Les deux hommes se revoient après les fêtes de la Toussaint, il est alors demandé au guissénien de renseigner le groupe sur l’état d’esprit de la population et les activités allemandes dans la région comprise entre Lannilis et Saint-Pol-de-Léon. Fin février 1941, lors d’un rendez-vous à Brest avec Georges Bernard, il apprend que le Groupe Élie a désormais un contact avec Londres [2]. Son ami brestois lui demande également d’essayer de falsifier des papiers. François Broc’h pense d’abord se rapprocher du secrétaire de mairie de sa commune pour cette tâche, mais timide, il hésite à plusieurs reprises.

En mai 1941, il a l’opportunité de se faire embaucher par la mairie de Guissény en raison de la charge supplémentaire de travail qu’impose l’occupant. Le 19 juin 1941, alors qu’il a rendez-vous à Brest avec Georges Bernard, il apprend l’arrestation de ce dernier, le coupant ainsi du Groupe Élie. Poursuivant son emploi, il y fait la connaissance d’une dactylo, Bernadette Quillévéré (1922-2007), qu’il épouse le 18 novembre 1941 à Guissény.

En juillet 1942, l’abbé Lespagnol [3] lui demande une fausse pièce d’identité pour un jeune homme de Brest qui se trouve dans le besoin. Le faussaire amateur accepte et débute ainsi une longue série. En janvier 1943, il ajoute à sa lutte individuelle contre l’Occupant, le détournement de tickets d’alimentation. À la fin de ce même mois, il est approché par l’abbé René Ramon (1911-2001) pour obtenir des tickets d’alimentation. Ce dernier, mis au parfum par l’abbé Lespagnol, cherche à améliorer le quotidien de ses pensionnaires, dans lesquels figurent des personnes ayant refusé la conscription obligatoire mise en place à l’automne 1942. François Broc’h lui vient en aide, en retour, l’ecclésiastique lui donne le cachet de la mairie de Kerlouan [4].

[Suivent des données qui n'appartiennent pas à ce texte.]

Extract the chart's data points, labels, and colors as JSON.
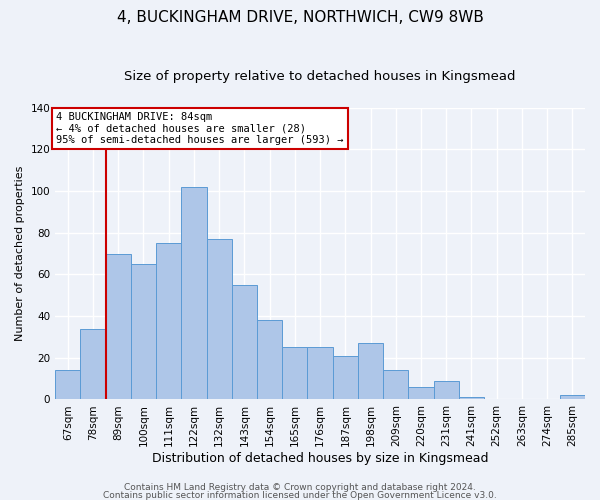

Le 30 mai 1943, il se rend auprès du Dr Jaouen de Kerlouan, qu’il sait être patriote. François Broc’h espère trouver par son intermédiaire, une organisation active dans la Résistance. Mis en relation avec son fils Hervé Jaouen [5], ils se rendent à Brest le 7 juin 1943 pour rencontrer Suzanne Chevillard. Absente, ils sont cependant dirigés vers la biscuiterie du 3 rue Volney où ils rencontrent Georges Lacroix, œuvrant pour le réseau Alliance. Ce contact n’aboutit à rien de concret pour François Broc’h, excepté le fait d’être à nouveau en lien avec la Résistance. Deux jours plus tard, nouvelle rencontre, cette fois le biscuitier est plus enclin à recruter le secrétaire de mairie de Guissény. François Broc’h n’est pas considéré comme un agent à part entière du réseau Alliance, il fait partie des patriotes qui gravitent autour de la structure clandestine, rendant ici et là des services.

Les 13 et 14 juillet 1943, François Broc’h reçoit à son bureau de Guissény, la visite de son cousin Ambroise Beyer. Ce dernier introduit Pierre Bernard et Jean Senellier, étudiants requis dans le cadre du S.T.O, cherchant à obtenir de fausses pièces d’identité. Outre ces aspects, ils sont également membres du mouvement Défense de la France (D.F) et proposent au guissénien d’en être également. François Broc’h accepte la proposition, il est alors chargé de développer la structure dans son secteur, notamment par la diffusion du journal du mouvement. Tâche qu’il accomplit avec l’aide de Pierre Bernard dans la région de Guissény-Plouescat en août 1943. Il noue ou renoue plusieurs contacts, notamment avec Joseph Barach qu’il recrute pour servir de chef militaire dans la région de Guissény-Plouescat.

Le 30 août 1943, Pierre Bernard et François Broc’h se rendent à Lesneven pour y rencontrer Alice Coudol dont ils ont eu le contact par Paul Masson à Brest quelques jours plus tôt. La jeune foraine est déjà bien active et dispose depuis avril 1943, de nombreuses relations clandestines dans le Nord Finistère mais également à Brest. Déjà à cette époque, des recrutements assez conséquents s’opéraient par les membres de ses groupements, pour former les prémices d’unités combattantes. L’heure n’était cependant pas à la lutte armée et il s’agissait plus d’inscriptions théoriques que d’actions réelles. Alice Coudol consent néanmoins à allier ses troupes théoriques au mouvement D.F.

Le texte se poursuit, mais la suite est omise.